Mr Stewart said: "Brian's philosophy was based on the principle: never promise anything you can't deliver.
"He avoided the limelight, but, behind the scenes, he worked tirelessly for his constituents, and he never stopped fighting for them, whether or not they had voted for him.
"It's a very sad day today in the [Holyrood] chamber. People, no matter their political affiliation, respected Brian and he was simply one of the best people I have ever known."
These words reflect the qualities possessed by Adam, born in the Banffshire village of Newmill in 1948, who, almost from the outset, became one of Scotland's renowned "lad o pairts".
He was a cerebral youngster and graduated with a BSc and MSc in Biochemistry and Clinical Pharmacology from the University of Aberdeen. But he was also a down-to-earth fellow, who worked as a trade union activist and fought hard to preserve local services, in addition to backing such organisations as the Haemophilia Society.
Adam was an active member of the Church of Latter-day Saints [the Mormons] and took his faith seriously. But, away from politics and religion, he was an avid follower of Aberdeen FC and attended many of their games during the last 50 years. In that light, it was perhaps appropriate that he ended up as the sitting member for Aberdeen Donside.
Another north-east MSP, Lewis Macdonald, also visited Pittodrie regularly and, although the two were on opposite sides in the Scottish Parliament, that didn't lessen their friendship.
As Macdonald recalled: "I knew him as a trade unionist, as a councillor and a football fan, as well as an MSP. He was always assiduous in arguing Aberdeen's case within his own party and his tenacity on behalf of the city will be missed.
"He was chief whip for the SNP when they formed a minority government in 2007 and his hard work was rewarded by an all-too-brief stint as a government minister in 2011-12.
"Sometimes, Brian and I were on the same side of an argument, sometimes we were not.
"But he never took disagreement personally, and he was always able to work with people from other parties when that was the right thing to do."
Mark McDonald, another SNP MSP in Aberdeen, pointed out on Thursday that Adam transformed the Nationalists' fortunes in the city which he loved. When he was initially elected in 1988, as a representative for Middlefield and Heathryfold, he was the sole SNP member on the local authority. Within a decade, that number had risen to 15.
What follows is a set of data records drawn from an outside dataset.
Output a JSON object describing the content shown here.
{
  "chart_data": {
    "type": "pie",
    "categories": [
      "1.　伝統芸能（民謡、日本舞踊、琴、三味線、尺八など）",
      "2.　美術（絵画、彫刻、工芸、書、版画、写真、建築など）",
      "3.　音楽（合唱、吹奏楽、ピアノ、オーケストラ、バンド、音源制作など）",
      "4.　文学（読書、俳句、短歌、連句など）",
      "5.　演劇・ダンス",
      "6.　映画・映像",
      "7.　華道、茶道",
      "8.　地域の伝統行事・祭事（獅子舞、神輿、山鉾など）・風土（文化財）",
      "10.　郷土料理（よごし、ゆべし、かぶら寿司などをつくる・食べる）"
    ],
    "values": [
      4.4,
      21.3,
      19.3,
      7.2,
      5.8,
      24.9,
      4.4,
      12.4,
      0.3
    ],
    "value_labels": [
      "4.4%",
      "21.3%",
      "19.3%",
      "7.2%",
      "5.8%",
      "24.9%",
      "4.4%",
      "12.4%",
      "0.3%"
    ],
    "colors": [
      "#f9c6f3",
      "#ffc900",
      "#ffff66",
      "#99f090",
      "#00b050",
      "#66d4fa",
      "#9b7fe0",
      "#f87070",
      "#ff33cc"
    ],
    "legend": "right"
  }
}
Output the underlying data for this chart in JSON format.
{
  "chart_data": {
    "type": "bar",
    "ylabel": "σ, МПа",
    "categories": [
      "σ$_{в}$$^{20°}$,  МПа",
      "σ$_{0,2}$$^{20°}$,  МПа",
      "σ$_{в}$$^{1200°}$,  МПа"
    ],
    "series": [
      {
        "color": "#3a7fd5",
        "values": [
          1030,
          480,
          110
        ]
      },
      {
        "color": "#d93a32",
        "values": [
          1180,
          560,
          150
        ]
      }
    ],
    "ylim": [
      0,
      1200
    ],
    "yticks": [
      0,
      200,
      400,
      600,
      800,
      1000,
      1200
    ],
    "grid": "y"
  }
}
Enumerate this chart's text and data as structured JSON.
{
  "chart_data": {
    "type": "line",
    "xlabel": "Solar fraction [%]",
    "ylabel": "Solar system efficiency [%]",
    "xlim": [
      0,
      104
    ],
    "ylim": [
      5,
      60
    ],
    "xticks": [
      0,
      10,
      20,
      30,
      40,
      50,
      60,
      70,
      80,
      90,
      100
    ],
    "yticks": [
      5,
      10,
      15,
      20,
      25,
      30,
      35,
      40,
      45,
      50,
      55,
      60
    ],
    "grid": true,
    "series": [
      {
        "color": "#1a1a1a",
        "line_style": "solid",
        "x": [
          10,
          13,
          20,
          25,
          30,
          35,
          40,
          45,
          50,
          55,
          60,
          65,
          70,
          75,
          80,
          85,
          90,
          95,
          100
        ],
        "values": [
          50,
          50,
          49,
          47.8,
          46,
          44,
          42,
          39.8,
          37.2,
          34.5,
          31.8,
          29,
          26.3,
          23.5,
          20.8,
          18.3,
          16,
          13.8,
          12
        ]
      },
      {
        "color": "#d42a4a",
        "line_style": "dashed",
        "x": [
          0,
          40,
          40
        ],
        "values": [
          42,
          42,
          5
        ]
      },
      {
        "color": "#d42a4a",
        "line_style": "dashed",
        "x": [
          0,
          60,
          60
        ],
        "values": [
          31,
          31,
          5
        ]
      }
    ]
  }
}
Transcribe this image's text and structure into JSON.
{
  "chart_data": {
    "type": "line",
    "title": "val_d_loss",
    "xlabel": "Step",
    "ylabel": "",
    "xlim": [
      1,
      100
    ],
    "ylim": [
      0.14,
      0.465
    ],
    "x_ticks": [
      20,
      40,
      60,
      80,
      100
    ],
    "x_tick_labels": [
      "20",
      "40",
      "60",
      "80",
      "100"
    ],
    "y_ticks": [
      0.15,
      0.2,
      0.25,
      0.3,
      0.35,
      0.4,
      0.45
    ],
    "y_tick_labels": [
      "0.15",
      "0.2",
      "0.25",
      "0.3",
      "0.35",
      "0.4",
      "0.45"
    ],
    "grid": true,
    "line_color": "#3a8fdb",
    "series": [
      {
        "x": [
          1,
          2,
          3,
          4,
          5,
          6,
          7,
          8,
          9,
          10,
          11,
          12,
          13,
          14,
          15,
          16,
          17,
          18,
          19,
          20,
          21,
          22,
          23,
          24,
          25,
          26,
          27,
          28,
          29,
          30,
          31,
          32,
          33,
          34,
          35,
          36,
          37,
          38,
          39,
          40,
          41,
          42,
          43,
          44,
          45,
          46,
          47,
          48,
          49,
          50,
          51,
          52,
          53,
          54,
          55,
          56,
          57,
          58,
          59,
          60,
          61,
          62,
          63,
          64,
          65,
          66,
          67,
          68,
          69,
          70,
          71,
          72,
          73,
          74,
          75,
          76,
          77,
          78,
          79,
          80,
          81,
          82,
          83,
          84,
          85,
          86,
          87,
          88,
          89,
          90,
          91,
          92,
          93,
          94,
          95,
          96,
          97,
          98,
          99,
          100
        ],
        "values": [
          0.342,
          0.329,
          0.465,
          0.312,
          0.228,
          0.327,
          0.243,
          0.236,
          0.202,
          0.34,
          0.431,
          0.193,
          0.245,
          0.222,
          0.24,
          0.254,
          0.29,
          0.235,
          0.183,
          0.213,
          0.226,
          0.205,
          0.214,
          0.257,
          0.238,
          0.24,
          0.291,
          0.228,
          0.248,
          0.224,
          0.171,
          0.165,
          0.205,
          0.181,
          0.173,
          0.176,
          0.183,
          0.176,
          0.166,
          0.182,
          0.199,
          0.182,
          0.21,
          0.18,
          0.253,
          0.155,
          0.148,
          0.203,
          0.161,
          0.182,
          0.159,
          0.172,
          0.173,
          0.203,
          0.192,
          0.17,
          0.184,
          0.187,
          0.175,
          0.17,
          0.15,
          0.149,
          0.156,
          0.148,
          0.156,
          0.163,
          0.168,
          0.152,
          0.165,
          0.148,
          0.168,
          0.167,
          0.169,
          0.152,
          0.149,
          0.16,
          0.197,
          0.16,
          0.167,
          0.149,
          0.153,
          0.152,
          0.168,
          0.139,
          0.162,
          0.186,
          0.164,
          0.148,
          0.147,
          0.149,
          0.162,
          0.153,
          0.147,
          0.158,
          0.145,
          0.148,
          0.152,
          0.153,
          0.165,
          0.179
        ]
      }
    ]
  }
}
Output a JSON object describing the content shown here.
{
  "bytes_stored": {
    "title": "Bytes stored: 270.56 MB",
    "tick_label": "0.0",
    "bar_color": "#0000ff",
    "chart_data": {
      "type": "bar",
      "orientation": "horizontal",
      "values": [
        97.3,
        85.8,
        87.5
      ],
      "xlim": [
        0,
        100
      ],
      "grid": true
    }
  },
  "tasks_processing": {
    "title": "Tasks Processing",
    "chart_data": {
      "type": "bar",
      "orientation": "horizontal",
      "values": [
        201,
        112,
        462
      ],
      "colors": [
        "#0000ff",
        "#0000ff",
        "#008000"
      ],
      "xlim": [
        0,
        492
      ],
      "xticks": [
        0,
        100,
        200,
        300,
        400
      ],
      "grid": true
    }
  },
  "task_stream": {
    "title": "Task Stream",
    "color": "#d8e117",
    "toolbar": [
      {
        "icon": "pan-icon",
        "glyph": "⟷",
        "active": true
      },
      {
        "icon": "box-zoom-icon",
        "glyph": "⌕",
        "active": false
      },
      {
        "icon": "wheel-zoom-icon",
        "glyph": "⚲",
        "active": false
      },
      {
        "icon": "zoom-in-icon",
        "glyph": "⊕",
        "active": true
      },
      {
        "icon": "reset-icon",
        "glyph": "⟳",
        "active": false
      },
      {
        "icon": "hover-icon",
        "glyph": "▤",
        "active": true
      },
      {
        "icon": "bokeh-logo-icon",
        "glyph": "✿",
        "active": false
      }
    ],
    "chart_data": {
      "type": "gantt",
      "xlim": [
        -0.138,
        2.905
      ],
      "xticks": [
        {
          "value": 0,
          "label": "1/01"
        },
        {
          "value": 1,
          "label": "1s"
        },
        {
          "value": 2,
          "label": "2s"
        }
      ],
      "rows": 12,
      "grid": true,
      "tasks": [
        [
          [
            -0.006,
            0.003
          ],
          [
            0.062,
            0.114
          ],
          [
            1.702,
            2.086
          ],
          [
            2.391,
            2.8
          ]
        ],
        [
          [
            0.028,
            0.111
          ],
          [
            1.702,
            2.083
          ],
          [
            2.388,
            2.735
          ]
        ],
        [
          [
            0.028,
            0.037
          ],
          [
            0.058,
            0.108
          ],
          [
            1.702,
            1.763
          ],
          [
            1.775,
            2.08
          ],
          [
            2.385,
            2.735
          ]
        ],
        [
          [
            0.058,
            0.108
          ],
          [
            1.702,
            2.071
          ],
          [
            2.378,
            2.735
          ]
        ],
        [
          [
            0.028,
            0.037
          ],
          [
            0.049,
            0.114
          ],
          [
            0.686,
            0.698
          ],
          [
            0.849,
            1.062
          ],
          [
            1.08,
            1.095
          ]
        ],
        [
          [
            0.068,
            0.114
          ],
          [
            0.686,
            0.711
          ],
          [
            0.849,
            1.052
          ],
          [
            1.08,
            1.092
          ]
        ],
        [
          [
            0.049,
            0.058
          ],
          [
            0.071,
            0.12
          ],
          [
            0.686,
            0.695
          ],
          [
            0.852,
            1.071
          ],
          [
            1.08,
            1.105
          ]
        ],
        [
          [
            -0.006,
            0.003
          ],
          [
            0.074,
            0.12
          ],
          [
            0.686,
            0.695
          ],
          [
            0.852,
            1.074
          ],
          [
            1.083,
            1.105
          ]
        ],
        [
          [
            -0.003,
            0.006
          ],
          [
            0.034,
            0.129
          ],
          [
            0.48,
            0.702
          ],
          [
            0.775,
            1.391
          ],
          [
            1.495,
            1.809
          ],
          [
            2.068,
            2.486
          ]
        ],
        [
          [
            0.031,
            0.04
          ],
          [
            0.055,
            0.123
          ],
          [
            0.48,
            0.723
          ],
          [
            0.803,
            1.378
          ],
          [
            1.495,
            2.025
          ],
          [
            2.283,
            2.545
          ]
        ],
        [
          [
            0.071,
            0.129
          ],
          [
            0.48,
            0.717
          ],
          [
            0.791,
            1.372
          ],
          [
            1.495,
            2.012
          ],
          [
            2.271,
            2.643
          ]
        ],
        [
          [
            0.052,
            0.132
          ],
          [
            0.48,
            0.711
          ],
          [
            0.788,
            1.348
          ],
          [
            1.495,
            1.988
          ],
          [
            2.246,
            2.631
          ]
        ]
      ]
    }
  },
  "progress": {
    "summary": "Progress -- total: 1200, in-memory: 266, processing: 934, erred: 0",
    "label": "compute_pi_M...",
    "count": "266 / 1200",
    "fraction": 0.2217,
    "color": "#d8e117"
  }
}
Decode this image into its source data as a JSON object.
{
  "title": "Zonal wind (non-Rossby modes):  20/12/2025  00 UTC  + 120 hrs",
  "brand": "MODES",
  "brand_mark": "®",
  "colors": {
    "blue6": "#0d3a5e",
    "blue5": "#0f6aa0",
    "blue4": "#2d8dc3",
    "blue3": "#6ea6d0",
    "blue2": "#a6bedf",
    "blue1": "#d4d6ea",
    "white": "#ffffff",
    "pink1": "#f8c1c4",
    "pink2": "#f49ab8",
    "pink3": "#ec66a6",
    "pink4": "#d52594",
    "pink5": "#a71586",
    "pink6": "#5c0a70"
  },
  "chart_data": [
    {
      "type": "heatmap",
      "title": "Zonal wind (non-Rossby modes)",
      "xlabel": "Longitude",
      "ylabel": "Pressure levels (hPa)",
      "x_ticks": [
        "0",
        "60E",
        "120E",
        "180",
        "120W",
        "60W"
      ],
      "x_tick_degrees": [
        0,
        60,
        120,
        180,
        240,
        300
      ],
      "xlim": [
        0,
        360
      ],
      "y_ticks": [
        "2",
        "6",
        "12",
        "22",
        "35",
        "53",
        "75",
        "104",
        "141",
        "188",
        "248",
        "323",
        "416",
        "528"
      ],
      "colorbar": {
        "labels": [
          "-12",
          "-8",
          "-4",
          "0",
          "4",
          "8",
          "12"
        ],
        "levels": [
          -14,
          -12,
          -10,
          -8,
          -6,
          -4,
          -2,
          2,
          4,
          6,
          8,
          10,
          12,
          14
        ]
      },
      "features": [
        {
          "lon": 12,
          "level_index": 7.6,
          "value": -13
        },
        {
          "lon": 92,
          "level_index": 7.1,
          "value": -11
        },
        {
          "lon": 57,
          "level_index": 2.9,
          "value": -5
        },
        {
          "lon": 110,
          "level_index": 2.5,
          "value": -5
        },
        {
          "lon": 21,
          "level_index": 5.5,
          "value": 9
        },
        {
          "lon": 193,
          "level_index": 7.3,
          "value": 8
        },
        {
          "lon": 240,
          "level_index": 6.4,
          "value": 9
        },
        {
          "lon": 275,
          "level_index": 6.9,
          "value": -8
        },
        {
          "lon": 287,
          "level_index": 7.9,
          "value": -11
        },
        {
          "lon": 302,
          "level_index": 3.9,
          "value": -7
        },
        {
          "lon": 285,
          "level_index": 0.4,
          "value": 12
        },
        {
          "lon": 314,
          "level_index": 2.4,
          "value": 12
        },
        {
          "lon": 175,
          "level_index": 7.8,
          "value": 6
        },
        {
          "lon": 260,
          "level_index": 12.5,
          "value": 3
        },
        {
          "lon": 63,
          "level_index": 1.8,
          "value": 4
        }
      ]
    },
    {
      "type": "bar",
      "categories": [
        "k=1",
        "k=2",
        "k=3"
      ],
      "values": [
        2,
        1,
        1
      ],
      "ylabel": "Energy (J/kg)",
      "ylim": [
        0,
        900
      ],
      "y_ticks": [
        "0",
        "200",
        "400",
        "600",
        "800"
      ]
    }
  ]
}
Yet, in the bigger picture, although it may offer little consolation at the moment to Brian's wife, Dorothy, and their five children - Neil, Jamie, Sarah, David and Alan - his abiding legacy will be to demonstrate that political achievement and human decency can go hand in hand.
Mark McDonald summed it up thus: "He was the kind of gentleman who would go the extra mile for the rest of us. If everybody in politics was like Brian, politics would have a higher reputation."